De Angol es enviado en tren a Collipulli, fin de la línea, para trabajar en su prolongación. Jinete inexperto, debe encarar una penosa cabalgata en demanda de su cometido. Saliendo de un bosque, el mozo que lo acompaña lo detiene bruscamente, advierte “bandoleros” y le entrega un revólver. Escondido en la espesura ve pasar una siniestra partida de jinetes de poncho oscuro. Es la policía rural, los trizanos, encabezados por su jefe, el mercenario italiano Hernán Trizano. Esta primera travesía dejará al ingeniero con el trasero desollado y el hábito de rehuir concienzudamente a la fuerza pública chilena.

Instalado en Lautaro, abandona la levita burguesa y se lanza en una febril actividad profesional. Simpático, curioso, activo, se adapta rápidamente y hace amigos entre jefes y subordinados. Aprende a montar, a usar el lazo y a disparar un enorme revólver Bulldog. Gasta desmesuradas espuelas, se aficiona a la cazuela y bebe copiosamente. Como buen belga, entierra botellas de cerveza a lo largo de la faena para, en el momento preciso, hacerlas emerger sorpresivas y bien heladas. Hubo quienes lo supusieron brujo por esta prevención secreta.

EL SALVADOR DE TEMUCO

La guerra civil de 1891 lo encuentra trazando la línea a Temuco. Aunque los combates ocurren en el norte, la Araucanía no queda a salvo del conflicto. Aquellos incautos que circulan por la calle son apresados y reclutados a la fuerza. Cuando la calle deja de rendir, los reclutadores penetran en las casas y los hombres huyen a los bosques. Pelotones de soldados recorren los campos cazando rotos para el ejército de Balmaceda.

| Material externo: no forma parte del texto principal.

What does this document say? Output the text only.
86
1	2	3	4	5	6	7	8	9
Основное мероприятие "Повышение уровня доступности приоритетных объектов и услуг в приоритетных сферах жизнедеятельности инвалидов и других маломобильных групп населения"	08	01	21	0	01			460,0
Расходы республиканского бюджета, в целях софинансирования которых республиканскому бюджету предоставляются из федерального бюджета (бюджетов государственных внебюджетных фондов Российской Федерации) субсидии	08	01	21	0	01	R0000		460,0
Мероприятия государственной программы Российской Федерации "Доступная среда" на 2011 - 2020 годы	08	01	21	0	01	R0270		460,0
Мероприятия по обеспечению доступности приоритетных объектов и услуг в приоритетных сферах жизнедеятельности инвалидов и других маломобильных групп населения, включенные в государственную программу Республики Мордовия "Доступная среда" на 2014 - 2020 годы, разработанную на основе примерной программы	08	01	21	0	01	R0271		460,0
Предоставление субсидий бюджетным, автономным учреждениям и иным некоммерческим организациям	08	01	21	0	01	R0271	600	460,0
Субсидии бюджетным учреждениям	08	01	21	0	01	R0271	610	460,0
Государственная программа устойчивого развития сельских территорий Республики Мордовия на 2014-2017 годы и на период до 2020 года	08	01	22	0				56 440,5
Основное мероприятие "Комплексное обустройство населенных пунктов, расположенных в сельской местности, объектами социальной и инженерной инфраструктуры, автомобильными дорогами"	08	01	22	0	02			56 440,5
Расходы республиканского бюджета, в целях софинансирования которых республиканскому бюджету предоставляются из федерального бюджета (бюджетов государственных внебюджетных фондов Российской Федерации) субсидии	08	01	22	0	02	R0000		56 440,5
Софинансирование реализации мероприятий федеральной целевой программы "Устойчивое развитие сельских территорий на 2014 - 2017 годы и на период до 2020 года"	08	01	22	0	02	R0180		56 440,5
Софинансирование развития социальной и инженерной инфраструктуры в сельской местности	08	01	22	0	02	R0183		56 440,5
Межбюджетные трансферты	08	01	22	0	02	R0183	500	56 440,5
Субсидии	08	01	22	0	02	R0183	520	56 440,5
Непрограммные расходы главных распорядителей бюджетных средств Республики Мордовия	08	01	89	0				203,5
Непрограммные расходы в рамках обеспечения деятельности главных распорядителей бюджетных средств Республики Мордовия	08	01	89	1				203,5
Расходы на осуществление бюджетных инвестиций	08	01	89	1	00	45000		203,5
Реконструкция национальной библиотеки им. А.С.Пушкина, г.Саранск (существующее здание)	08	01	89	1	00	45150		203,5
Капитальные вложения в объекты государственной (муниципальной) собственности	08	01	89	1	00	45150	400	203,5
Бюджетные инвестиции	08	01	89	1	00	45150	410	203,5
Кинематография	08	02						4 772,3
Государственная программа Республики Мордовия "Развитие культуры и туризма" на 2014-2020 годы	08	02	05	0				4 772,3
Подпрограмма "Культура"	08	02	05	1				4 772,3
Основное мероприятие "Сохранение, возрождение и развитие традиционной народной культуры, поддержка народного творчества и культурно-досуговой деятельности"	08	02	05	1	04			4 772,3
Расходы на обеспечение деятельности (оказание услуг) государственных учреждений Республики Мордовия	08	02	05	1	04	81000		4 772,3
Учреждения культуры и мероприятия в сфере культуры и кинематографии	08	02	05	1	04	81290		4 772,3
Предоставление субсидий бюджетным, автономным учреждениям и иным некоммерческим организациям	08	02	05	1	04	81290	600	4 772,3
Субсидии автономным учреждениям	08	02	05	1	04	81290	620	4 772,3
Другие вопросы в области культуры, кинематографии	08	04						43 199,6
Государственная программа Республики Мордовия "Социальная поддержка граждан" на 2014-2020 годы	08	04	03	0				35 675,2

Los obreros del ferrocarril no quedan exentos de este secuestro fiscal. Verniory describe el procedimiento: “Una hermosa noche, cerca de las dos de la mañana, un capitán reclutador llega de improviso y rodea la faena con un cordón de soldados que, a una orden, se lanzan sobre el campamento aullando y descargando sus fusiles al aire. Los peones, despertados con sobresalto, se precipitan fuera de sus barracas y son tomados inmediatamente. Algunos logran escapar y tratan de llegar al bosque, cuando una descarga derriba a dos. Yo los vi al día siguiente: uno estaba en camisa y tenía el cuerpo atravesado de parte a parte. El otro, que había dormido vestido, había recibido una bala en la espalda y respiraba todavía”.

Las noticias de la guerra son escasas, abundan los rumores y exageraciones. A fines de agosto llegan telegramas alarmantes. El ejército revolucionario ha desembarcado en Concón y se avecina una gran batalla. La ansiedad es enorme. Finalmente llega la noticia del desastre. La derrota y desaparición de Balmaceda.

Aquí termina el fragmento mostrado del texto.